Many socially-conscious economists and students of economics are unhappy about the inability of economics and economists to provide solutions to common societal problems. They have long been expressing this sadness in their writings. Kaldor (1967), reflecting on the adequacy of Western development theories, observed that existing academic texts on general economics and on development were of little or no use from the point of view of understanding development, and would indeed be harmful in the hands of unimaginative people having influence in policy formulation in low income countries. Soludo (1998), in his article: “Investment in the growth process: A measure of the economists’ ignorance in Africa,” agreed that there is no theoretical or empirical justification for assuming a short-run proportional relationship between investment and growth as some economists and the World Bank have done for decades in influencing economic policy in Africa. Soludo also remarked that when a physician makes a mistake, a patient dies, but when an economist makes a mistake, a nation or generation dies. What is irksome, he continued, is the often blatant arrogance with which the economist pontificates about his expertise and formula. In the end, millions of lives are sacrificed in the chessboard in which economists carry out their experiments. Nowhere is this more troubling than the persisting puzzle of Africa’s growth tragedy and the economists’ confusion or plain ignorance about the diagnosis and remedy. More often, the economists’ diagnosis is casual and the approach naïve. French economics students in year 2000 petitioned the French government that what their professors and teachers taught them is autistic (imaginary), they want to be taught economics that is applicable in this world. The Post-Autistic Movement originated as a consequence of the petition. The translation of the original petition can be read in the website [www.paecon.net].

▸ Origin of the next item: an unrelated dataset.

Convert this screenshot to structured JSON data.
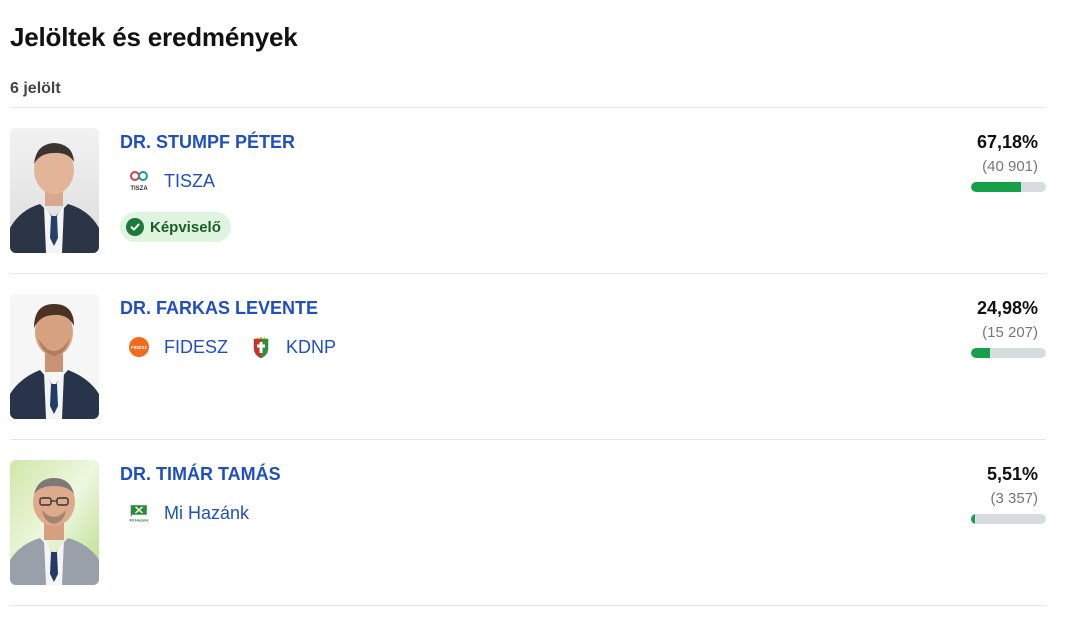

Ogbimi (2003), using the depreciation concept demonstrated that nations which emphasize capital investments invest in structures – roads, bridges, dams, electricity generating plants, etc., which are Depreciating Assets (DAs). In principle they invest in decreasing investment functions, like one trying to fill a profusely leaking water-tank with water. They do not achieve rapid economic growth and industrialization; they stagnate for a long time. This explains the Africa’s stagnation or very slow economic growth.

So, one can say that there is no intellectual basis for rapid development in Africa. Planning in virtually African nations since independence including the national development plans, the Structural Adjustment Programmes (SAPs) introduced to African nations by the World Bank and IMF in the 1980s, the programmes most African nations including Nigeria are still implementing today, have all been based on the false claim that capital accumulation and investment are the primary bases for promoting SEGI. It is for the false claim that all those in government and industry in Nigeria cry for capital, especially Foreign Direct Investments (FDIs). How can African nations, including Nigeria make progress when all their activities are based on a false claim?